Kadın cinayetlerinin yaşanıyor olması, cinsiyetler arası eşitsizliğin ve adaletsizliğin en açık göstergesidir. Bu eşitsizlik ortadan kaldırılmadığı sürece, erkek şiddeti katlanarak devam edecek. Toplumsal cinsiyet rolleri gereği, kadın bedeni erkek denetiminde bir obje olarak değerlendiriliyor. Bununla birlikte “namus” kavramının yine kadınlar üzerinden okunuyor olması, erk iktidarını hem özel hem de kamusal alanda artırıyor ve şiddeti meşrulaştırıyor.
Toplumsal cinsiyet rolleri sorgulanmadığı ve toplumsal cinsiyet eşitliğinin sağlanması için adımlar atılmadığı sürece “yürekleri parçalayan” erkek şiddeti haberleri duymaya devam edeceğiz.

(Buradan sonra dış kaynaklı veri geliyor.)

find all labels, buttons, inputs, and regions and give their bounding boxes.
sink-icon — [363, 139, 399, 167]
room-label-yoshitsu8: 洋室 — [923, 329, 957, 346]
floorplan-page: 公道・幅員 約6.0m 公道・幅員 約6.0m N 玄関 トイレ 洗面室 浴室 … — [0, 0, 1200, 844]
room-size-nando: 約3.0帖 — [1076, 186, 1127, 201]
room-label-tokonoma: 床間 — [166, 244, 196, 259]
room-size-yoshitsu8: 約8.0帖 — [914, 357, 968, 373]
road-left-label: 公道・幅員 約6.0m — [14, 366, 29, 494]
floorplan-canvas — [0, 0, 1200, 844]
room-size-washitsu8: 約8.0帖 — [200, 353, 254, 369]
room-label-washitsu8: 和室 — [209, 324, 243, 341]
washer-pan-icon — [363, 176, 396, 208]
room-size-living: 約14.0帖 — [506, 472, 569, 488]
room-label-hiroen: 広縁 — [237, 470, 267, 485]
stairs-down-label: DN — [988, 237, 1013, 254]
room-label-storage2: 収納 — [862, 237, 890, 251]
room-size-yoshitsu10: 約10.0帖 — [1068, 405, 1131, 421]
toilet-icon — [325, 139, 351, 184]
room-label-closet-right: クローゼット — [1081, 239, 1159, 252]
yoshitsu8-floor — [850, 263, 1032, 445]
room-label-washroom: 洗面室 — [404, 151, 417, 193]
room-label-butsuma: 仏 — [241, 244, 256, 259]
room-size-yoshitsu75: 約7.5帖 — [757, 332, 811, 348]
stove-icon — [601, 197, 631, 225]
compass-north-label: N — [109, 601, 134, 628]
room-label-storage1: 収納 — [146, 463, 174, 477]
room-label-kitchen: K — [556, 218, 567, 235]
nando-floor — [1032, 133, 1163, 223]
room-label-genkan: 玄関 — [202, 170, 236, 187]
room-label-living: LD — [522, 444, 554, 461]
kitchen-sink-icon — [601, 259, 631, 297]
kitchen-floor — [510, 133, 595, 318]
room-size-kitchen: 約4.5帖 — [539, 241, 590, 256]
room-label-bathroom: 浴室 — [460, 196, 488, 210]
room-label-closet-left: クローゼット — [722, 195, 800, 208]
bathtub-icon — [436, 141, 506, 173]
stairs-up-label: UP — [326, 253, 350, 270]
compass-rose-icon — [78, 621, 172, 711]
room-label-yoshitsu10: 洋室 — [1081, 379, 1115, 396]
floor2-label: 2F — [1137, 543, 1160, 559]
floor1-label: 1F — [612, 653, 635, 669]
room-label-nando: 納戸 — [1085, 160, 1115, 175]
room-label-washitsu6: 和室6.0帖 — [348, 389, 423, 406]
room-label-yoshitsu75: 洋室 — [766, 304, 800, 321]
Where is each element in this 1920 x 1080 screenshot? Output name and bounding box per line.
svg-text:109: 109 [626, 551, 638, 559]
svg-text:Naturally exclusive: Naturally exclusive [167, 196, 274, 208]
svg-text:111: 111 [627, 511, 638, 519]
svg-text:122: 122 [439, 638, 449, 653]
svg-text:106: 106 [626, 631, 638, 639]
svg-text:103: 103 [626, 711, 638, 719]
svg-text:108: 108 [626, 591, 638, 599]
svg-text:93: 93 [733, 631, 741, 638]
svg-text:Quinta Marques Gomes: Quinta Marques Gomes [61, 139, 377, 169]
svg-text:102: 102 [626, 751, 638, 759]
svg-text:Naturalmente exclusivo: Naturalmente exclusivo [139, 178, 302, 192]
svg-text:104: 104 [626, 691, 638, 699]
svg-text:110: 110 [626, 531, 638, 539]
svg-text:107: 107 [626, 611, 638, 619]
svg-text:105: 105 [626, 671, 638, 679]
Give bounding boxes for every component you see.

Güvenlik dediğimiz şey, üzerinde yaşadığımız toprak parçasının metre karesi ile veya asker sayisı ile alakalı değil, en temel yaşam hakkımızı sağlayabilme ile ilgilidir. Bir devlet bireylerin ve özellikle de doğumdan itibaren eşitsizliklerle yaşamaya çalışan kadınların yaşam hakkını garanti altına alamayacaksa, aslında orada bir devlet yoktur.

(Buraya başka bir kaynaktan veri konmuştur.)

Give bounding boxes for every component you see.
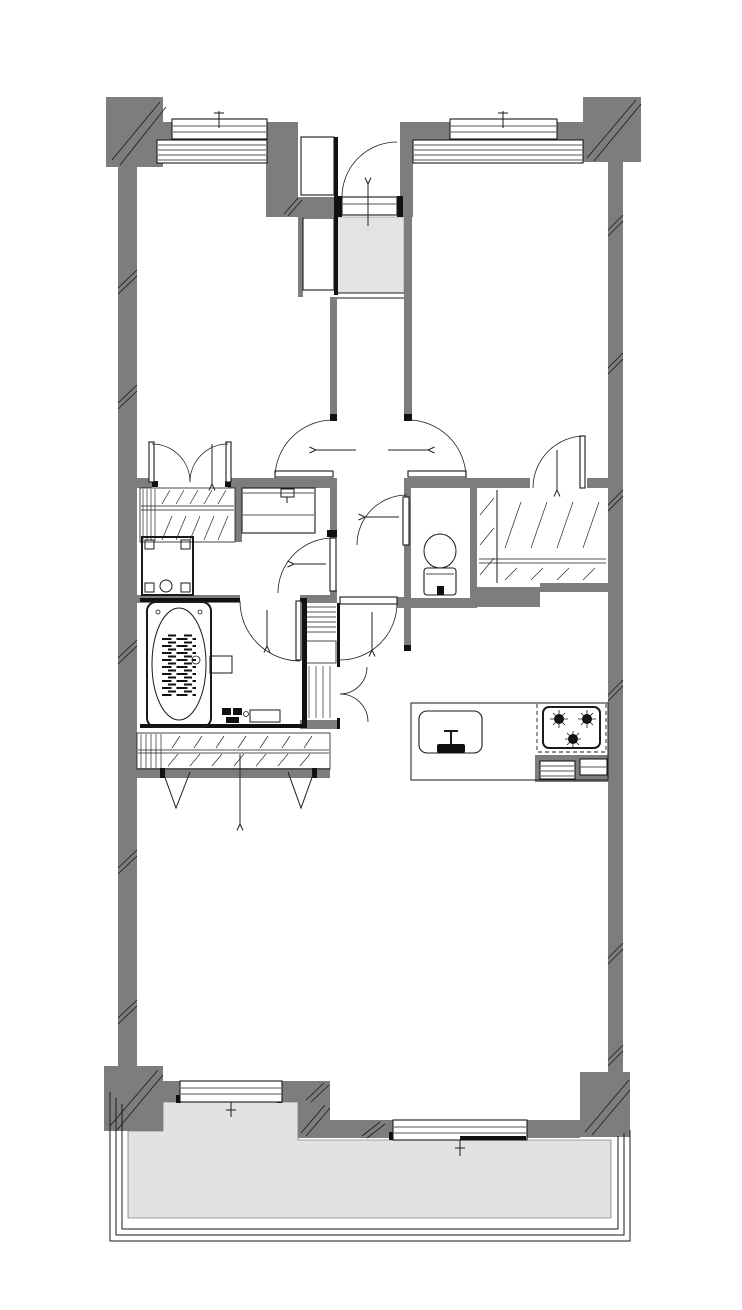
burner (550, 710, 568, 728)
washroom-door (278, 538, 336, 593)
bath-shelf (210, 656, 232, 673)
washing-machine-pan (142, 537, 193, 595)
bath-counter-faucet (222, 708, 280, 723)
porch-recess (301, 137, 334, 195)
window-bench-louvers-left (157, 140, 267, 163)
shoe-cabinet (303, 218, 334, 290)
bathroom (147, 602, 280, 727)
ldk-door (340, 597, 397, 660)
left-wall (118, 160, 137, 1068)
lower-closet-interior (137, 733, 330, 769)
bedroom-left-door (275, 420, 333, 478)
toilet-door (357, 495, 409, 545)
bathtub (147, 602, 211, 727)
burner (565, 731, 581, 747)
floor-plan-canvas (0, 0, 742, 1310)
closet-left-interior (140, 488, 235, 542)
closet-right-door (533, 436, 585, 488)
gas-stove-3-burner (537, 703, 606, 752)
burner (578, 710, 596, 728)
balcony-floor (128, 1102, 611, 1218)
sliding-window-top-right (450, 111, 557, 139)
sliding-window-top-left (172, 111, 267, 139)
closet-left-double-doors (149, 442, 231, 482)
column-bottom-right (580, 1072, 630, 1137)
linen-shelf-column (303, 607, 336, 718)
toilet-with-tank (424, 534, 456, 595)
entrance-swing-door (342, 142, 397, 215)
washbasin-vanity (242, 488, 315, 533)
entry-tile-floor (337, 217, 404, 293)
floor-fills (128, 217, 611, 1218)
window-bench-louvers-right (413, 140, 583, 163)
floor-plan-page (0, 0, 742, 1310)
bedroom-right-door (408, 420, 466, 478)
right-wall (608, 162, 623, 1072)
kitchen-sink (419, 711, 482, 753)
closet-right-interior (479, 490, 606, 583)
bathroom-door (240, 601, 301, 661)
storage-double-doors (340, 667, 368, 722)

Seçilmişler yurt dışı gezi masraflarını devlet bütçesinden karşılıyıp, toplumsal cinsiyet eşitliğinin sağlanması için herhangi bir çalışma yapmıyorlarsa kendi menfaatlerinden başka birşey düşünmüyorlardır.
Taleplerimizi bıkmadan, usanmadan ve ısrarla yinelemeye devam ediyoruz. Her bölgeye sığınma evi, şiddet önleme merkezleri ve en önemlisi de Toplumsal Cinsiyet Eşitliği Dairesi’nin bir an önce hayata geçirilmesini talep ediyoruz.
Her geçen gün daha sık duymaya başladığımız erkek şiddeti haberlerine alışmayacağız! Yasımızı isyana çevirip en temel hak olan yaşam hakkımız için mücadeleye devam edeceğiz.
Hayatlarımız, sizin elinize bırakılacak kadar ucuz değil!